Why gradient clipping accelerates training: A theoretical justification for adaptivity

TL;DR

This paper offers a theoretical explanation for why gradient clipping speeds up training deep neural networks, highlighting the importance of variable gradient smoothness and introducing a new, weaker smoothness condition.

Contribution

It introduces a novel relaxation of gradient smoothness assumptions and proves that gradient clipping and normalized gradient methods can converge faster than standard gradient descent.

Findings

Gradient smoothness varies significantly during training.

Gradient smoothness correlates positively with gradient norm.

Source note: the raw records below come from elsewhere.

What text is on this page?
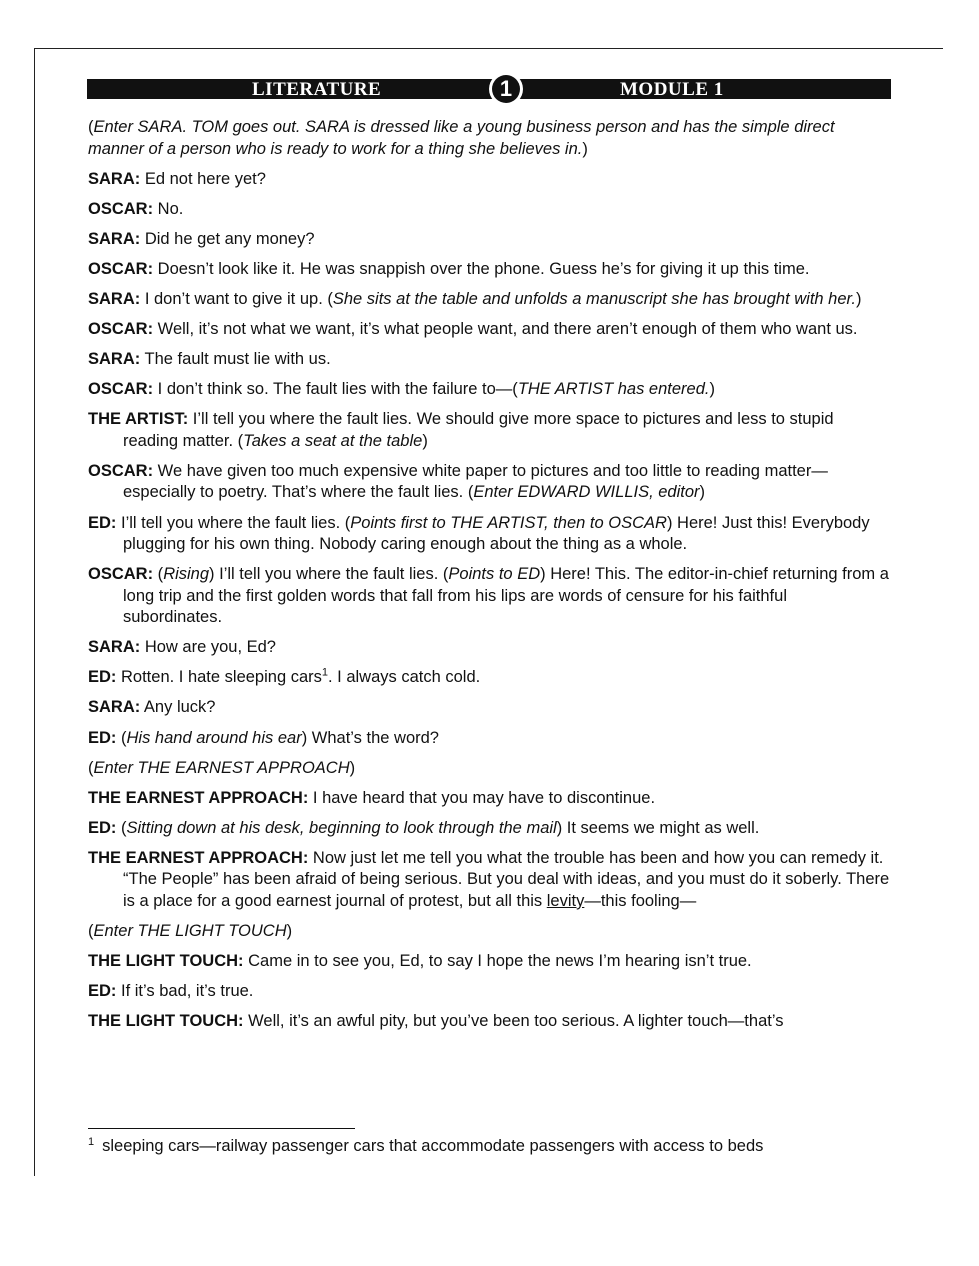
LITERATURE	1	MODULE 1

(Enter SARA. TOM goes out. SARA is dressed like a young business person and has the simple direct manner of a person who is ready to work for a thing she believes in.)

SARA: Ed not here yet?

OSCAR: No.

SARA: Did he get any money?

OSCAR: Doesn’t look like it. He was snappish over the phone. Guess he’s for giving it up this time.

SARA: I don’t want to give it up. (She sits at the table and unfolds a manuscript she has brought with her.)

OSCAR: Well, it’s not what we want, it’s what people want, and there aren’t enough of them who want us.

SARA: The fault must lie with us.

OSCAR: I don’t think so. The fault lies with the failure to—(THE ARTIST has entered.)

THE ARTIST: I’ll tell you where the fault lies. We should give more space to pictures and less to stupid reading matter. (Takes a seat at the table)

OSCAR: We have given too much expensive white paper to pictures and too little to reading matter—especially to poetry. That’s where the fault lies. (Enter EDWARD WILLIS, editor)

ED: I’ll tell you where the fault lies. (Points first to THE ARTIST, then to OSCAR) Here! Just this! Everybody plugging for his own thing. Nobody caring enough about the thing as a whole.

OSCAR: (Rising) I’ll tell you where the fault lies. (Points to ED) Here! This. The editor-in-chief returning from a long trip and the first golden words that fall from his lips are words of censure for his faithful subordinates.

SARA: How are you, Ed?

ED: Rotten. I hate sleeping cars$^1$. I always catch cold.

SARA: Any luck?

ED: (His hand around his ear) What’s the word?

(Enter THE EARNEST APPROACH)

THE EARNEST APPROACH: I have heard that you may have to discontinue.

ED: (Sitting down at his desk, beginning to look through the mail) It seems we might as well.

THE EARNEST APPROACH: Now just let me tell you what the trouble has been and how you can remedy it. “The People” has been afraid of being serious. But you deal with ideas, and you must do it soberly. There is a place for a good earnest journal of protest, but all this levity—this fooling—

(Enter THE LIGHT TOUCH)

THE LIGHT TOUCH: Came in to see you, Ed, to say I hope the news I’m hearing isn’t true.

ED: If it’s bad, it’s true.

THE LIGHT TOUCH: Well, it’s an awful pity, but you’ve been too serious. A lighter touch—that’s

$^1$ sleeping cars—railway passenger cars that accommodate passengers with access to beds
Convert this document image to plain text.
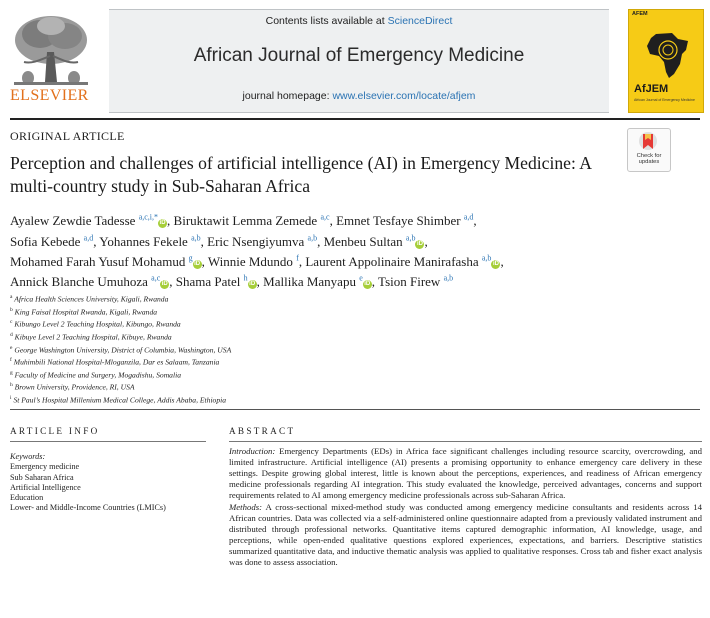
ELSEVIER
Contents lists available at ScienceDirect
African Journal of Emergency Medicine
journal homepage: www.elsevier.com/locate/afjem
AFEM
AfJEM
African Journal of Emergency Medicine
ORIGINAL ARTICLE
Perception and challenges of artificial intelligence (AI) in Emergency Medicine: A multi-country study in Sub-Saharan Africa
Check for
updates
Ayalew Zewdie Tadesse $^{a,c,i,*}$iD , Biruktawit Lemma Zemede $^{a,c}$, Emnet Tesfaye Shimber $^{a,d}$,
Sofia Kebede $^{a,d}$, Yohannes Fekele $^{a,b}$, Eric Nsengiyumva $^{a,b}$, Menbeu Sultan $^{a,b}$iD ,
Mohamed Farah Yusuf Mohamud $^g$iD , Winnie Mdundo $^f$, Laurent Appolinaire Manirafasha $^{a,b}$iD ,
Annick Blanche Umuhoza $^{a,c}$iD , Shama Patel $^h$iD , Mallika Manyapu $^e$iD , Tsion Firew $^{a,b}$
$^a$ Africa Health Sciences University, Kigali, Rwanda
$^b$ King Faisal Hospital Rwanda, Kigali, Rwanda
$^c$ Kibungo Level 2 Teaching Hospital, Kibungo, Rwanda
$^d$ Kibuye Level 2 Teaching Hospital, Kibuye, Rwanda
$^e$ George Washington University, District of Columbia, Washington, USA
$^f$ Muhimbili National Hospital-Mloganzila, Dar es Salaam, Tanzania
$^g$ Faculty of Medicine and Surgery, Mogadishu, Somalia
$^h$ Brown University, Providence, RI, USA
$^i$ St Paul’s Hospital Millenium Medical College, Addis Ababa, Ethiopia
ARTICLE INFO
Keywords:
Emergency medicine
Sub Saharan Africa
Artificial Intelligence
Education
Lower- and Middle-Income Countries (LMICs)
ABSTRACT

Introduction: Emergency Departments (EDs) in Africa face significant challenges including resource scarcity, overcrowding, and limited infrastructure. Artificial intelligence (AI) presents a promising opportunity to enhance emergency care delivery in these settings. Despite growing global interest, little is known about the perceptions, experiences, and readiness of African emergency medicine professionals regarding AI integration. This study evaluated the knowledge, perceived advantages, concerns and support requirements related to AI among emergency medicine professionals across sub-Saharan Africa.

Methods: A cross-sectional mixed-method study was conducted among emergency medicine consultants and residents across 14 African countries. Data was collected via a self-administered online questionnaire adapted from a previously validated instrument and distributed through professional networks. Quantitative items captured demographic information, AI knowledge, usage, and perceptions, while open-ended qualitative questions explored experiences, expectations, and barriers. Descriptive statistics summarized quantitative data, and inductive thematic analysis was applied to qualitative responses. Cross tab and fisher exact analysis was done to assess association.
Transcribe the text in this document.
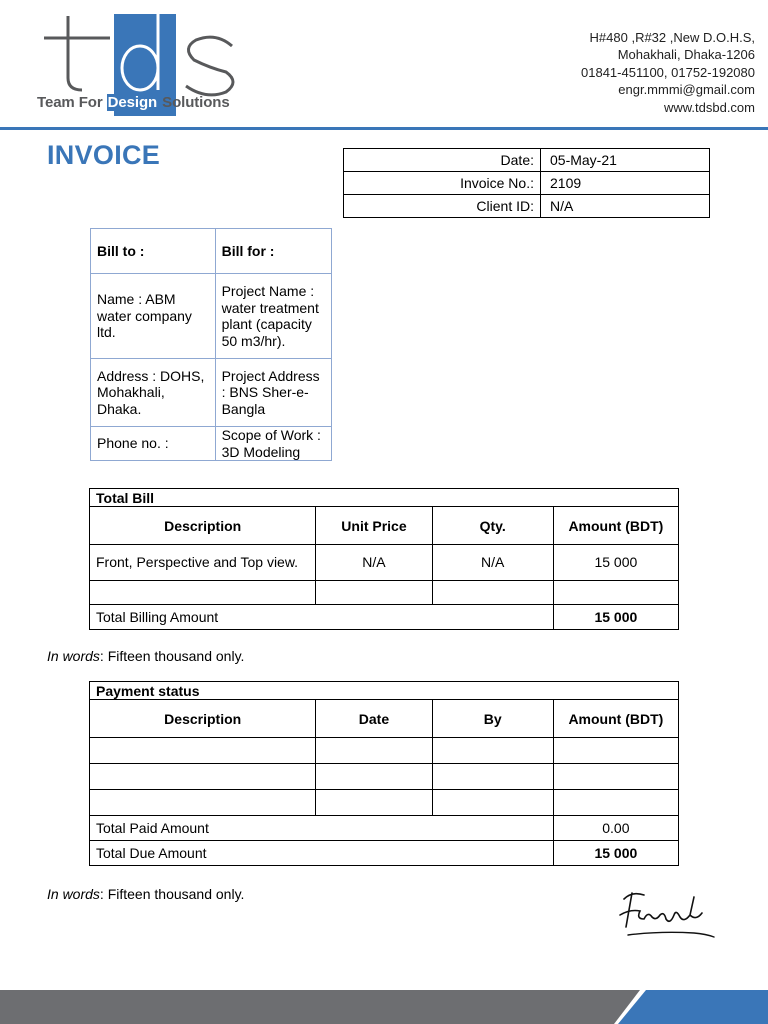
Team For Design Solutions
H#480 ,R#32 ,New D.O.H.S,
Mohakhali, Dhaka-1206
01841-451100, 01752-192080
engr.mmmi@gmail.com
www.tdsbd.com
INVOICE	Date:	05-May-21
Invoice No.:	2109
Client ID:	N/A
Bill to :	Bill for :
Name : ABM water company ltd.	Project Name : water treatment plant (capacity 50 m3/hr).
Address : DOHS, Mohakhali, Dhaka.	Project Address : BNS Sher-e-Bangla
Phone no. :	Scope of Work : 3D Modeling
Total Bill			
Description	Unit Price	Qty.	Amount (BDT)
Front, Perspective and Top view.	N/A	N/A	15 000

Total Billing Amount			15 000
In words: Fifteen thousand only.
Payment status			
Description	Date	By	Amount (BDT)

Total Paid Amount			0.00
Total Due Amount			15 000
In words: Fifteen thousand only.
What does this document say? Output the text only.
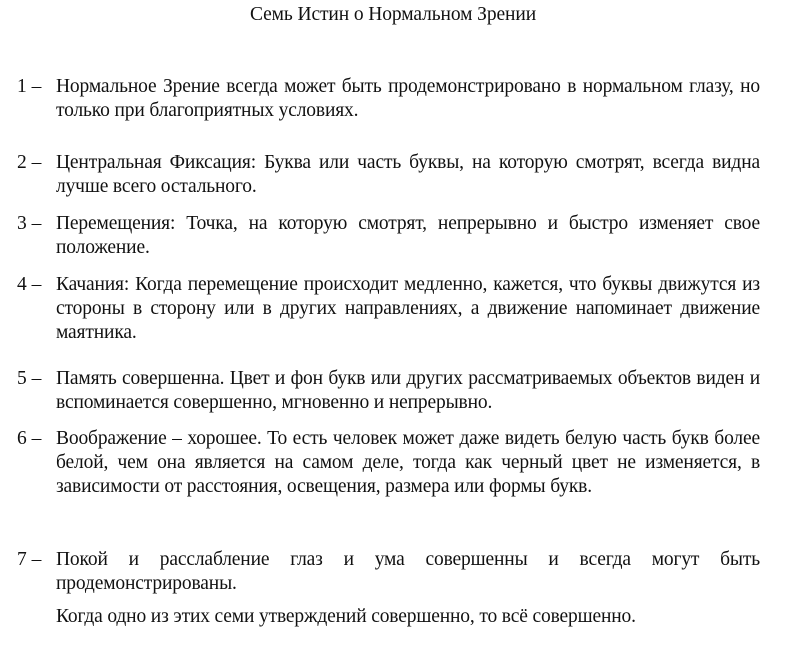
Семь Истин о Нормальном Зрении
1 – Нормальное Зрение всегда может быть продемонстрировано в нормальном глазу, но только при благоприятных условиях.
2 – Центральная Фиксация: Буква или часть буквы, на которую смотрят, всегда видна лучше всего остального.
3 – Перемещения: Точка, на которую смотрят, непрерывно и быстро изменяет свое положение.
4 – Качания: Когда перемещение происходит медленно, кажется, что буквы движутся из стороны в сторону или в других направлениях, а движение напоминает движение маятника.
5 – Память совершенна. Цвет и фон букв или других рассматриваемых объектов виден и вспоминается совершенно, мгновенно и непрерывно.
6 – Воображение – хорошее. То есть человек может даже видеть белую часть букв более белой, чем она является на самом деле, тогда как черный цвет не изменяется, в зависимости от расстояния, освещения, размера или формы букв.
7 – Покой и расслабление глаз и ума совершенны и всегда могут быть продемонстрированы.
Когда одно из этих семи утверждений совершенно, то всё совершенно.
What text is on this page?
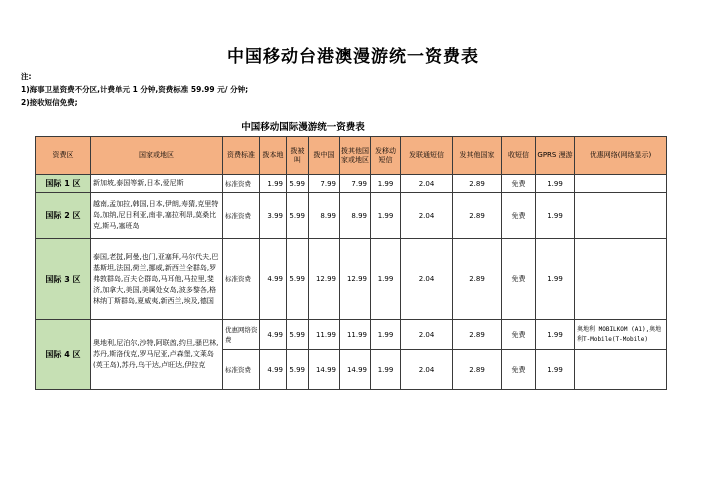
中国移动台港澳漫游统一资费表
注:
1)海事卫星资费不分区,计费单元 1 分钟,资费标准 59.99 元/ 分钟;
2)接收短信免费;
中国移动国际漫游统一资费表
资费区	国家或地区	资费标准	拨本地	拨被叫	拨中国	拨其他国家或地区	发移动短信	发联通短信	发其他国家	收短信	GPRS 漫游	优惠网络(网络显示)
国际 1 区	新加坡,泰国等新,日本,爱尼斯	标准资费	1.99	5.99	7.99	7.99	1.99	2.04	2.89	免费	1.99	
国际 2 区	越南,孟加拉,韩国,日本,伊朗,寿猜,克里特岛,加纳,尼日利亚,南非,塞拉利昂,莫桑比克,斯马,塞班岛	标准资费	3.99	5.99	8.99	8.99	1.99	2.04	2.89	免费	1.99	
国际 3 区	泰国,老挝,阿曼,也门,亚塞拜,马尔代夫,巴基斯坦,法国,荷兰,挪威,新西兰全群岛,罗弗敦群岛,百夫仑群岛,马耳他,马拉里,斐济,加拿大,美国,美属处女岛,波多黎各,格林纳丁斯群岛,夏威夷,新西兰,埃及,德国	标准资费	4.99	5.99	12.99	12.99	1.99	2.04	2.89	免费	1.99	
国际 4 区	奥地利,尼泊尔,沙特,阿联酋,约旦,骚巴林,苏丹,斯洛伐克,罗马尼亚,卢森堡,文莱岛(英王岛),苏丹,乌干达,卢旺达,伊拉克	优惠网络资费	4.99	5.99	11.99	11.99	1.99	2.04	2.89	免费	1.99	奥地利 MOBILKOM (A1),奥地利T-Mobile(T-Mobile)
		标准资费	4.99	5.99	14.99	14.99	1.99	2.04	2.89	免费	1.99	
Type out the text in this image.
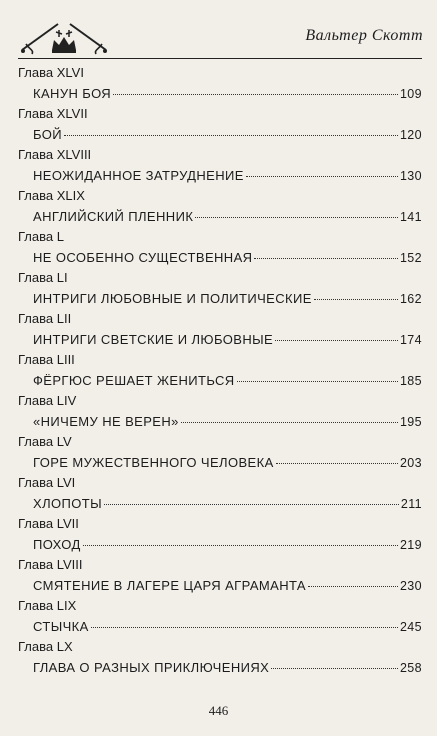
Вальтер Скотт
Глава XLVI
КАНУН БОЯ	109
Глава XLVII
БОЙ	120
Глава XLVIII
НЕОЖИДАННОЕ ЗАТРУДНЕНИЕ	130
Глава XLIX
АНГЛИЙСКИЙ ПЛЕННИК	141
Глава L
НЕ ОСОБЕННО СУЩЕСТВЕННАЯ	152
Глава LI
ИНТРИГИ ЛЮБОВНЫЕ И ПОЛИТИЧЕСКИЕ	162
Глава LII
ИНТРИГИ СВЕТСКИЕ И ЛЮБОВНЫЕ	174
Глава LIII
ФЁРГЮС РЕШАЕТ ЖЕНИТЬСЯ	185
Глава LIV
«НИЧЕМУ НЕ ВЕРЕН»	195
Глава LV
ГОРЕ МУЖЕСТВЕННОГО ЧЕЛОВЕКА	203
Глава LVI
ХЛОПОТЫ	211
Глава LVII
ПОХОД	219
Глава LVIII
СМЯТЕНИЕ В ЛАГЕРЕ ЦАРЯ АГРАМАНТА	230
Глава LIX
СТЫЧКА	245
Глава LX
ГЛАВА О РАЗНЫХ ПРИКЛЮЧЕНИЯХ	258
446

Gradient clipping accelerates convergence in practice.

Abstract

We provide a theoretical explanation for the effectiveness of gradient clipping in training deep neural networks. The key ingredient is a new smoothness condition derived from practical neural network training examples. We observe that gradient smoothness, a concept central to the analysis of first-order optimization algorithms that is often assumed to be a constant, demonstrates significant variability along the training trajectory of deep neural networks. Further, this smoothness positively correlates with the gradient norm, and contrary to standard assumptions in the literature, it can grow with the norm of the gradient. These empirical observations limit the applicability of existing theoretical analyses of algorithms that rely on a fixed bound on smoothness. These observations motivate us to introduce a novel relaxation of gradient smoothness that is weaker than the commonly used Lipschitz smoothness assumption. Under the new condition, we prove that two popular methods, namely, \emph{gradient clipping} and \emph{normalized gradient}, converge arbitrarily faster than gradient descent with fixed stepsize. We further explain why such adaptively scaled gradient methods can accelerate empirical convergence and verify our results empirically in popular neural network training settings.